Level 4 agents have the same capabilities as a level 2 agents. They are also, like level 3 agents, combined with a cloud service. However, unlike level 3 agents, the missions that the agents receive do not have defined tasks, while still having a defined mission goal. This means that the level 3 agents have defined tasks to reach the goal, but the level 4 agents do not get specific tasks. It is instead the subsystem that decides and plans what tasks should be executed in order for the mission to reach its goal. A resource API is implemented, which enables the cloud service to ask for information about agents such as availability and other properties, such as capabilities and agent type, that effects the decision of which agent is suitable to perform a task when planning a mission.
A central aspect of the core system are the agents, both simulated and real, that are integrated into the system. To support users there are code examples demonstrating how simple agents can be integrated into the arena map and the integration map. The agents are classified as simple since they can perform simple task, but do not have any logic beyond that. The code examples are available in the GitHub repo that is linked below.
Anomaly Detector Agent
The Anomaly Detector Agent can be used for surveillance purposes and in search and rescue scenarios for example. In the Arena map the Anomaly Detector Agent makes it possible to continuously search an area for pre-selected Point Of Interest (POI) types. This is done by giving the Anomaly Detector Agent the task of searching for specific POI types in a selected area. If a POI of that selected type is detected, the Anomaly Detector Agent will publish an anomaly to MQTT, and a warning will be visible in the Arena map. This makes it possible for an operator to act on the warning.
The WARA-PS Software-In-The-Loop (SITL) Simulator is a simulator, built on ArduPilot, that can act as a UxV, i.e. as a multicopter, helicopter, plane, rover, boat or submarine with derivates. ArduPilot is normally executed in physical Flight Control Systems (FCS’s) and is a COTS, open sourced software with a huge community that integrates many FCS’s and related electronics as lidar sensors, GPS’s, altitude sensors etc.
Currently the simulator is used as a development tool for boats and rovers where validation tests are performed before deploying to real hardware and field tests. The simulator is built upon the same software that is running in WARA-PS Pixhawk controlled vehicles as Mini-USV’s and Mini-UGV’s.
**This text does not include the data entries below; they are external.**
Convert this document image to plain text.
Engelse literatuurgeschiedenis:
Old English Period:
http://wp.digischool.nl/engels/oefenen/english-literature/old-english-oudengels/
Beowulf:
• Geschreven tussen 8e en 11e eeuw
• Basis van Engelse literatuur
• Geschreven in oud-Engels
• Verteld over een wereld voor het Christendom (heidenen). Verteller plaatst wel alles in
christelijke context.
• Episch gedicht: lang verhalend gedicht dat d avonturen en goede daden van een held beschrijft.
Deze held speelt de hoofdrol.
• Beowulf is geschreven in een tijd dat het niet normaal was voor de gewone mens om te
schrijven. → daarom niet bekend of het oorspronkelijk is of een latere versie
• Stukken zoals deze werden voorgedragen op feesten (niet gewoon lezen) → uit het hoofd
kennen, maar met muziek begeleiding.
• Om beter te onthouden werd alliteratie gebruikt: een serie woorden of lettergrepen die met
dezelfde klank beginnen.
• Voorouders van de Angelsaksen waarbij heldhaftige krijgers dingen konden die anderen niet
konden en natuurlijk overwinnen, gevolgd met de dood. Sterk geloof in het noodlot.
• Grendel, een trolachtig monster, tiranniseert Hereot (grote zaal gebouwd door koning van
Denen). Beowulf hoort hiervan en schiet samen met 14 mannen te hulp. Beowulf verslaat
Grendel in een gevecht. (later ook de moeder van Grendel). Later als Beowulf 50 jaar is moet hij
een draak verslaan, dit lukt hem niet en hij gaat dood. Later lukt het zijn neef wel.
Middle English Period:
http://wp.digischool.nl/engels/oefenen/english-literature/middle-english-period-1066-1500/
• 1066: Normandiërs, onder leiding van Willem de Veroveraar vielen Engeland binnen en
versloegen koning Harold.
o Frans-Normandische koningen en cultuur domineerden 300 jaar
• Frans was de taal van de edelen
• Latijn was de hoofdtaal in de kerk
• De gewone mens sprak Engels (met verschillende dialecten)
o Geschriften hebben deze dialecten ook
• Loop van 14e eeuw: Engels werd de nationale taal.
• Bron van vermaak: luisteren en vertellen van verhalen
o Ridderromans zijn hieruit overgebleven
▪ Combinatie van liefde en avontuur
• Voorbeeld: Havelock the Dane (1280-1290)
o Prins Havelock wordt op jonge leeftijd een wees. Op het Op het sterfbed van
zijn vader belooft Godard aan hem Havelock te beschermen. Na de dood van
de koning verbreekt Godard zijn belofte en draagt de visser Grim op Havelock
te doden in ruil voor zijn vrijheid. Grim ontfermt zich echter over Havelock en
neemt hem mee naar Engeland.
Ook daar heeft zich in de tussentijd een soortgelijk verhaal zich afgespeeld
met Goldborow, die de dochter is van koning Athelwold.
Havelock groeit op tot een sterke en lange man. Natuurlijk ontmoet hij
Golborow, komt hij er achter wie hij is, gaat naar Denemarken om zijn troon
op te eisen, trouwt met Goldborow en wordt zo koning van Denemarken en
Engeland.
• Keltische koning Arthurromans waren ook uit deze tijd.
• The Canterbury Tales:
Unmanned Surface Vehicle Drone Operator
One of the assets in the Core System is the Unmanned Surface Vehicle (USV) Drone Operator which is a drone operator that can currently be seen on the Arena map as a USV. A drone operator looks like an agent, but functions as a coordinator and decision maker. This is because the drone operator has access to a number of drones and can receive commands and task-requests, and can then decide, based on proximity, which drone is most suitable to perform the requested task. The drone that is deemed most suitable will then execute the task. In the future, more parameters that the drone operator can make its decision on can be added.